Ha pasado casi un lustro y ahora los integrantes que, por ejemplo, tenían 10 ahora tienen 15, optaron por reagruparse y retomar el proyecto, que ahora presenta la obra “Algo muy grave va a pasar en este pueblo”. “En estos espacios se trabaja con limitaciones, a nivel pedagógico he descubierto que se trabaja desde los imprevistos, los cuales son permanentes y hay que aceptar esos desafíos”, comentó.
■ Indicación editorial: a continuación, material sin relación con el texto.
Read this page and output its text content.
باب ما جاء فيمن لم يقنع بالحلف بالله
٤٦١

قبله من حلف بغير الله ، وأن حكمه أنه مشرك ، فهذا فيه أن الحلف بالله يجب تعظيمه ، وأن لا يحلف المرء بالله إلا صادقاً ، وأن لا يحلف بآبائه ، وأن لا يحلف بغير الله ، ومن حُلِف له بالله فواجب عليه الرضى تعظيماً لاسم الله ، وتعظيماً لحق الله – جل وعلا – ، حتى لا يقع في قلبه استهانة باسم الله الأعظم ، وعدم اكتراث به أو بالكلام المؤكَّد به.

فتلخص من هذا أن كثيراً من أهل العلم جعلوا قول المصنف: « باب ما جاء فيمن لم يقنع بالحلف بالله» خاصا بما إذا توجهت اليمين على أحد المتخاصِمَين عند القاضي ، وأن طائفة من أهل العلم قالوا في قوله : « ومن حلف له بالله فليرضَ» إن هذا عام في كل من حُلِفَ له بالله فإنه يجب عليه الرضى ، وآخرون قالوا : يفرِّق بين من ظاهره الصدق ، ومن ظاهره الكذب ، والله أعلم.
Leyton consideró que se hace educación no formal. Los chicos van por motivaciones y uno empieza a ver las problemáticas. Los talleres están dirigidos para unas edades, pero los participantes, de entre 10 y 12 años, llegaban con sus hermanos y el fenómeno en estos momentos es que no pueden quedarse el fin de semana mucho tiempo fuera porque les roban en las casas. Son situaciones nuevas con las que hay que lidiar.

Marcelo Leyton

Miles de niños no volvieron a las escuelas este año en el régimen Costa, refirió Leyton y cuestionó adónde van. “El Gran Teatro de Monte Sinaí”, como se llamó al proyecto del cual surgió una agrupación teatral casi homónima y cuyas siglas son GTMS, se convirtió luego en la “Bibliotricimoteca”, que va ya por su tercera fase como “Mediación artística en proceso”.
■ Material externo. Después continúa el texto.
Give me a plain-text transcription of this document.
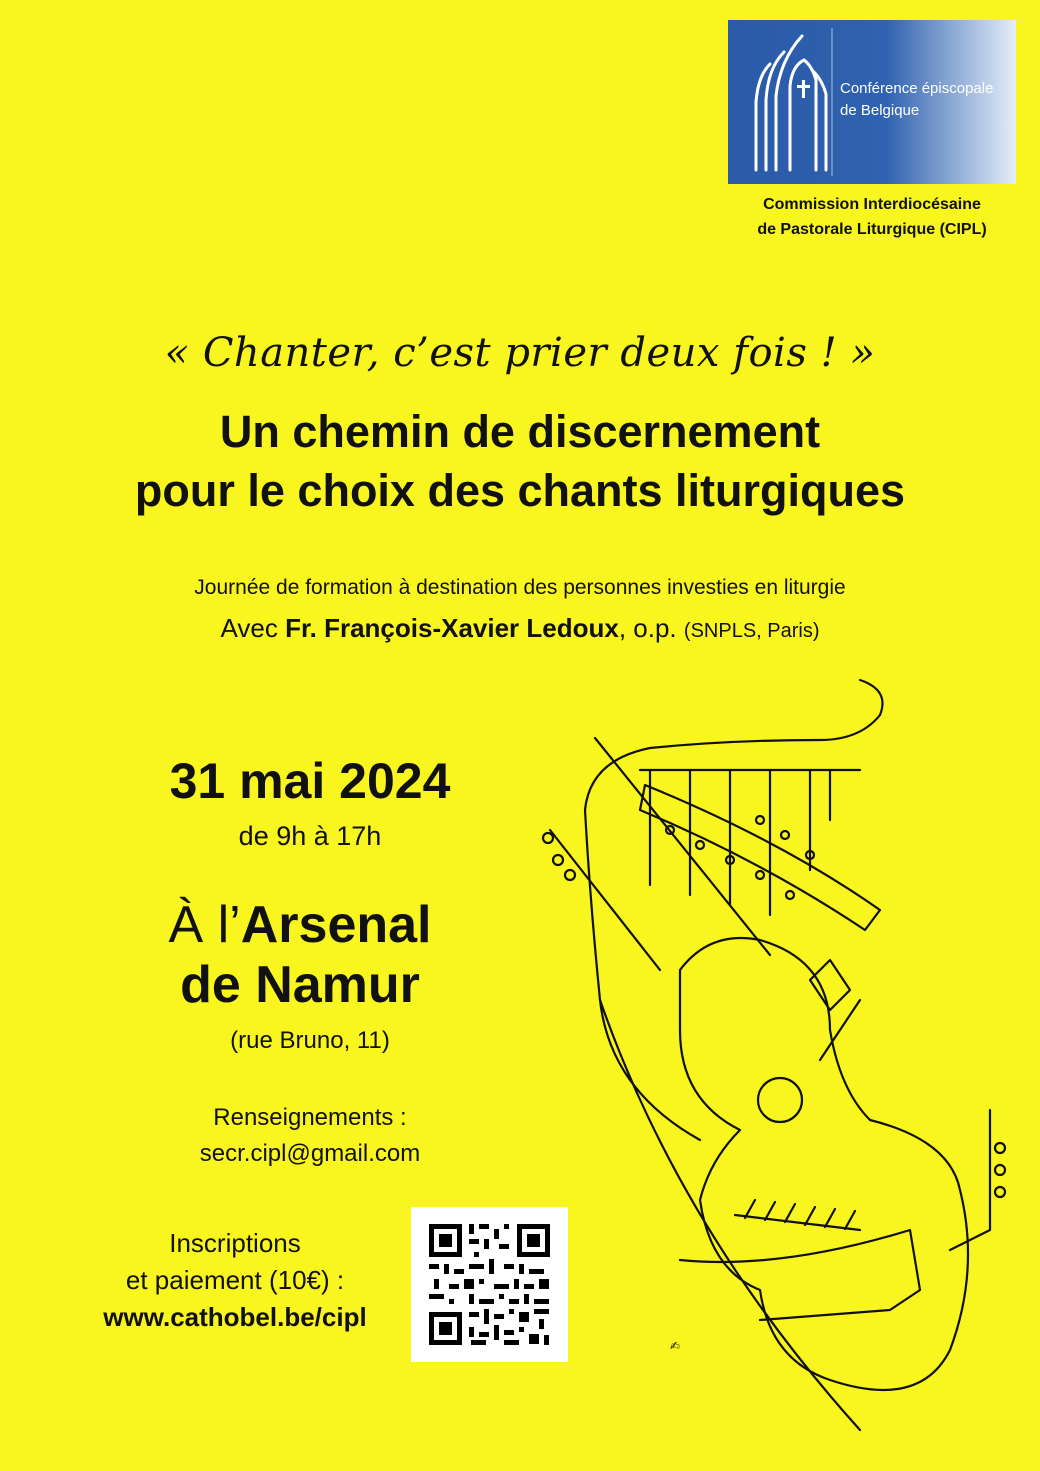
Conférence épiscopale
de Belgique
Commission Interdiocésaine
de Pastorale Liturgique (CIPL)
« Chanter, c’est prier deux fois ! »
Un chemin de discernement
pour le choix des chants liturgiques
Journée de formation à destination des personnes investies en liturgie
Avec Fr. François-Xavier Ledoux, o.p. (SNPLS, Paris)
31 mai 2024
de 9h à 17h
À l’Arsenal
de Namur
(rue Bruno, 11)
Renseignements :
secr.cipl@gmail.com
Inscriptions
et paiement (10€) :
www.cathobel.be/cipl
✍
Su propuesta es la de promover la mediación artística (talleres, creación, muestras) para crear, ampliar y dinamizar la cobertura de los espacios de educación no formal y los encuentros artístico-culturales entre niños, niñas, jóvenes y adultos mayores de la cooperativa Sergio Toral, El Fortín y el centro de la ciudad. Esto con la finalidad de fomentar procesos de inclusión y empezar a contrarrestar, estereotipos y estigmas mediático socio-culturales.
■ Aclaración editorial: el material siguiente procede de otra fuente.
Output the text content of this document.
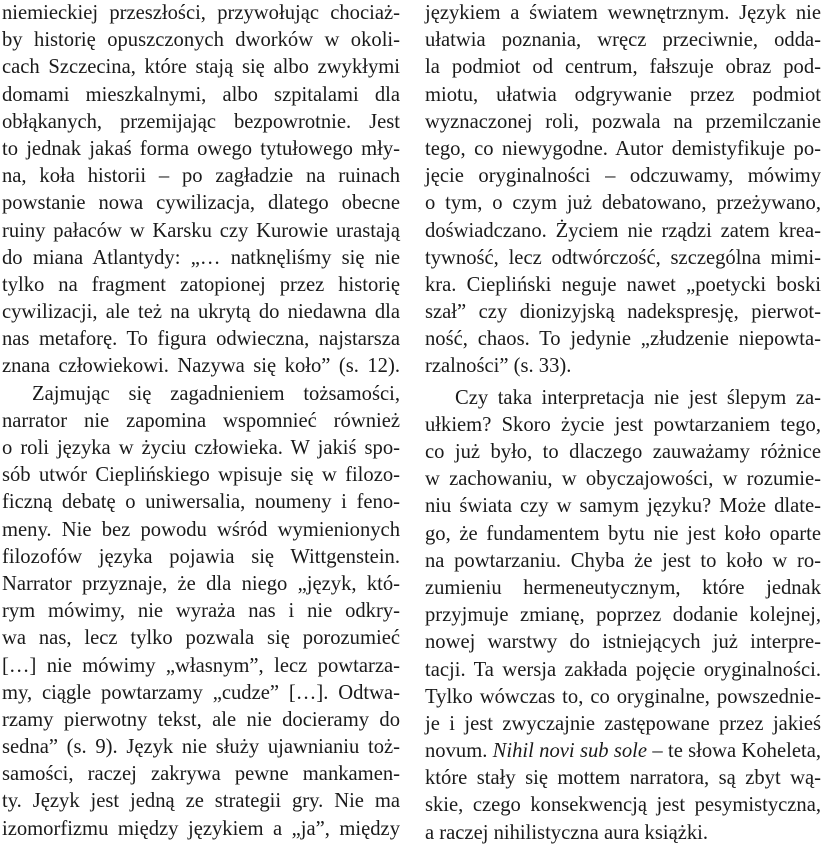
niemieckiej przeszłości, przywołując chociaż-
by historię opuszczonych dworków w okoli-
cach Szczecina, które stają się albo zwykłymi
domami mieszkalnymi, albo szpitalami dla
obłąkanych, przemijając bezpowrotnie. Jest
to jednak jakaś forma owego tytułowego mły-
na, koła historii – po zagładzie na ruinach
powstanie nowa cywilizacja, dlatego obecne
ruiny pałaców w Karsku czy Kurowie urastają
do miana Atlantydy: „… natknęliśmy się nie
tylko na fragment zatopionej przez historię
cywilizacji, ale też na ukrytą do niedawna dla
nas metaforę. To figura odwieczna, najstarsza
znana człowiekowi. Nazywa się koło” (s. 12).
Zajmując się zagadnieniem tożsamości,
narrator nie zapomina wspomnieć również
o roli języka w życiu człowieka. W jakiś spo-
sób utwór Cieplińskiego wpisuje się w filozo-
ficzną debatę o uniwersalia, noumeny i feno-
meny. Nie bez powodu wśród wymienionych
filozofów języka pojawia się Wittgenstein.
Narrator przyznaje, że dla niego „język, któ-
rym mówimy, nie wyraża nas i nie odkry-
wa nas, lecz tylko pozwala się porozumieć
[…] nie mówimy „własnym”, lecz powtarza-
my, ciągle powtarzamy „cudze” […]. Odtwa-
rzamy pierwotny tekst, ale nie docieramy do
sedna” (s. 9). Język nie służy ujawnianiu toż-
samości, raczej zakrywa pewne mankamen-
ty. Język jest jedną ze strategii gry. Nie ma
izomorfizmu między językiem a „ja”, między
językiem a światem wewnętrznym. Język nie
ułatwia poznania, wręcz przeciwnie, odda-
la podmiot od centrum, fałszuje obraz pod-
miotu, ułatwia odgrywanie przez podmiot
wyznaczonej roli, pozwala na przemilczanie
tego, co niewygodne. Autor demistyfikuje po-
jęcie oryginalności – odczuwamy, mówimy
o tym, o czym już debatowano, przeżywano,
doświadczano. Życiem nie rządzi zatem krea-
tywność, lecz odtwórczość, szczególna mimi-
kra. Ciepliński neguje nawet „poetycki boski
szał” czy dionizyjską nadekspresję, pierwot-
ność, chaos. To jedynie „złudzenie niepowta-
rzalności” (s. 33).
Czy taka interpretacja nie jest ślepym za-
ułkiem? Skoro życie jest powtarzaniem tego,
co już było, to dlaczego zauważamy różnice
w zachowaniu, w obyczajowości, w rozumie-
niu świata czy w samym języku? Może dlate-
go, że fundamentem bytu nie jest koło oparte
na powtarzaniu. Chyba że jest to koło w ro-
zumieniu hermeneutycznym, które jednak
przyjmuje zmianę, poprzez dodanie kolejnej,
nowej warstwy do istniejących już interpre-
tacji. Ta wersja zakłada pojęcie oryginalności.
Tylko wówczas to, co oryginalne, powszednie-
je i jest zwyczajnie zastępowane przez jakieś
novum. Nihil novi sub sole – te słowa Koheleta,
które stały się mottem narratora, są zbyt wą-
skie, czego konsekwencją jest pesymistyczna,
a raczej nihilistyczna aura książki.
La empatía es más inmediata cuando jóvenes les hablan a otros jóvenes, expresó Leyton con respecto al grupo GTMS, del cual muchos no creen sea de Monte Sinaí. Justamente, refirió, la idea es crear una experiencia también positiva de estos espacios y no solo la crónica roja que se habla de esos sectores. “Es un trabajo de hormiga y necesario”.

De las obras de teatro “Historia de una muñeca abandonada” lleva 60 funciones, anotó el docente, indicando trabajar en conjunto Misión Alianza de Noruega en Ecuador (MANE) y también con la organización Desarrollo y Autogestión (DYA), y que son 120 niños y jóvenes los que participan de los talleres, que son doce los estudiantes en PPP de todas las escuelas de pregrado de la UArtes los que intervienen y que Artes Visuales y Danza son los talleres más demandados, con hasta 50 participantes.